Ed continued his earnest ear-to-ear grin. “Pugs fall from the sky like coconuts. All a fella has to do is scoop em up.”

“I don’t have time to investigate miracle births.” St. Cloud opened his wallet, thinking if Justo hadn’t hustled that last court interpreting job he wouldn’t be counting out four hundred and fifty bucks.

“Five hundred.”

“Five hundred? We paid four fifty.”

“Cost of living increases.” Ed shoved a yelping pup into St. Cloud’s arms.

“First time I heard of coconuts having a cost of living increase.” St. Cloud handed over another fifty.

“Prices going up everywhere.” Ed pocketed the money. “Check the frozen food section next time you’re in the supermarket. Just ask that pretty young wife of yours about that. Costs lots to raise five boys in this day and age.”

“Yeah sure!” St. Cloud backed away from Ed’s squirming brood and lunging black mascot.

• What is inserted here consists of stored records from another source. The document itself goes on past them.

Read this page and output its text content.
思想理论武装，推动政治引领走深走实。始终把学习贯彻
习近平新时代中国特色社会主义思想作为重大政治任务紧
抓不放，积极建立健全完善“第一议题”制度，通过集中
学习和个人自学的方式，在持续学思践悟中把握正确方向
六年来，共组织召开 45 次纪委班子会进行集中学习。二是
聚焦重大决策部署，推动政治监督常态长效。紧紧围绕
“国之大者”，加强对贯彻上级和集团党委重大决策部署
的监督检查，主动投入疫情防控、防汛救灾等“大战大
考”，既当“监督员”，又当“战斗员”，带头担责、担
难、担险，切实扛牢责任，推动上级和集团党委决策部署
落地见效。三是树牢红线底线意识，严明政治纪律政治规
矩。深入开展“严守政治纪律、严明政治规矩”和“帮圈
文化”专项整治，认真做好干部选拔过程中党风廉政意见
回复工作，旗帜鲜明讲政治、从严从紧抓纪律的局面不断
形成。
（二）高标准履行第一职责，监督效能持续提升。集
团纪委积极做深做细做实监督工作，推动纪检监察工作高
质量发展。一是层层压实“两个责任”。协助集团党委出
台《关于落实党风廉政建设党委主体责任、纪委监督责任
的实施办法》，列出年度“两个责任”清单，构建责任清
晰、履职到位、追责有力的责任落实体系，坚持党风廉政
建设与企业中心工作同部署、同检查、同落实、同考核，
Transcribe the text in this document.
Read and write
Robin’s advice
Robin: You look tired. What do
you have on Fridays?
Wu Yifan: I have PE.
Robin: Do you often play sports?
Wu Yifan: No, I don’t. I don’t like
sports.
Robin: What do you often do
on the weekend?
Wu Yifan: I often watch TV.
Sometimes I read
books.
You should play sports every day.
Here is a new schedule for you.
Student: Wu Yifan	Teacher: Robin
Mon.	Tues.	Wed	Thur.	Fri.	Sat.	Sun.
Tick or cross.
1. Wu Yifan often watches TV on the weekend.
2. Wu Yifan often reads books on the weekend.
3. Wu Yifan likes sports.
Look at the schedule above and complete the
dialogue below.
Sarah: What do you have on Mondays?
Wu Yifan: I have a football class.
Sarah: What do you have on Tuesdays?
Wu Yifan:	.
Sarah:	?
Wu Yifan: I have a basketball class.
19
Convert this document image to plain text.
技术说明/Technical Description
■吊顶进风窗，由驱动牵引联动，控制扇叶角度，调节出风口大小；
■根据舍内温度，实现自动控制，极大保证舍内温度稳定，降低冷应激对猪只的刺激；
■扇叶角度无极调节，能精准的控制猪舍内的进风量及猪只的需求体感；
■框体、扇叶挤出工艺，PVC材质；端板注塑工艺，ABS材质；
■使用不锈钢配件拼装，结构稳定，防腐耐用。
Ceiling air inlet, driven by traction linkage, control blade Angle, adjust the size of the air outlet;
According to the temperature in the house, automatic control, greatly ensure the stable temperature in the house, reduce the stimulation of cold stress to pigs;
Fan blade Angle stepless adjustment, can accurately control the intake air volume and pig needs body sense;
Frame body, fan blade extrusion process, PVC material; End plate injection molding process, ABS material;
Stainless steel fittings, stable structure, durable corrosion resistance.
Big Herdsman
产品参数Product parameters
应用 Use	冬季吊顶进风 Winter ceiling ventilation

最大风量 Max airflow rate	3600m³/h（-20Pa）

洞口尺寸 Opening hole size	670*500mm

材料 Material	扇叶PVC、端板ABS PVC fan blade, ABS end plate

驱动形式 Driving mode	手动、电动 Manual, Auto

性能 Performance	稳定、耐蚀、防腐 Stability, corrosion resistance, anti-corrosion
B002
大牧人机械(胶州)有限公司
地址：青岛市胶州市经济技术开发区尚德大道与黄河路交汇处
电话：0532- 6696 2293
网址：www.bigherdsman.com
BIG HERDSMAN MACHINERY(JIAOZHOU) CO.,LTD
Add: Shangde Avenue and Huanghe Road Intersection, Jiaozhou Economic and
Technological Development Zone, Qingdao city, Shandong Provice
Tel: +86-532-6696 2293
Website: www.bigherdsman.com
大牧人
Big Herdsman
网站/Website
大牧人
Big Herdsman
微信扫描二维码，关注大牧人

A Mercedes limousine rolled up, blocking St. Cloud’s station wagon. The driver was an attractive woman with a silk scarf knotted around her neck. Five boys bounced on leather seats around her. The smallest boy waved. St. Cloud recognized him from when he and Lila bought the first pug.

“Hi, honey,” the woman called to Ed. “Have you fed the puppies? You promised not to start without us.”

St. Cloud couldn’t get away fast enough. Something was seriously wrong. Why would Ed’s wife have a new Mercedes when they lived in a dilapidated trailer with five kids and Ed sold dogs for a living? Ed’s world was out of whack, unless he was a drug scammer, and his wife working as a nurse was an act.
Pugs fall from the sky like coconuts
. St. Cloud was going to tell Lila about what he saw, she wouldn’t believe it. He was even more convinced Ed was a wife and kid beater. He took solace in the fact that some day the law of averages was going to reach out and collar Ed, bring the scammer to heel, even way down here.

Late afternoon sun slipped toward final meltdown into mangroves as St. Cloud sped north to Marathon, counting mile-marker signposts flicking by on the side of the highway, each sign registering one more mile traveled from Key West, mile zero. In another age the length of the Keys was spotted with stone mounds thirty miles apart, the distance between mounds what an Indian could cover by canoe and overlanding during a day. Now stone mounds were replaced by tin signs emblazoned with white numerals. St. Cloud passed forty signs in as many minutes, past Ramrod Key, Big Pine Key, crossing over looming Seven Mile Bridge, above swift current of Moser Channel, separating Lower Keys from Upper Keys. He was getting close, hurling through Pigeon Key, dropping down to Knight Key at mile marker 47, into Marathon, where the roadside clogged with high-speed commerce; gas stations, neon-circled fast-food joints and convenience stores. Among it all was what he was looking for, a jutting strip of airplane runway. An auto mechanic’s shop commanded the corner of a side road leading to the airport. St. Cloud stopped before the shop’s open garage door; inside, raised on a greasy lift, was an old Mustang convertible.

St. Cloud kept his motor running. “Excuse me,” he shouted to a man in coveralls hammering a bent tire rim. “Could you tell me where the owner of that Mustang is?”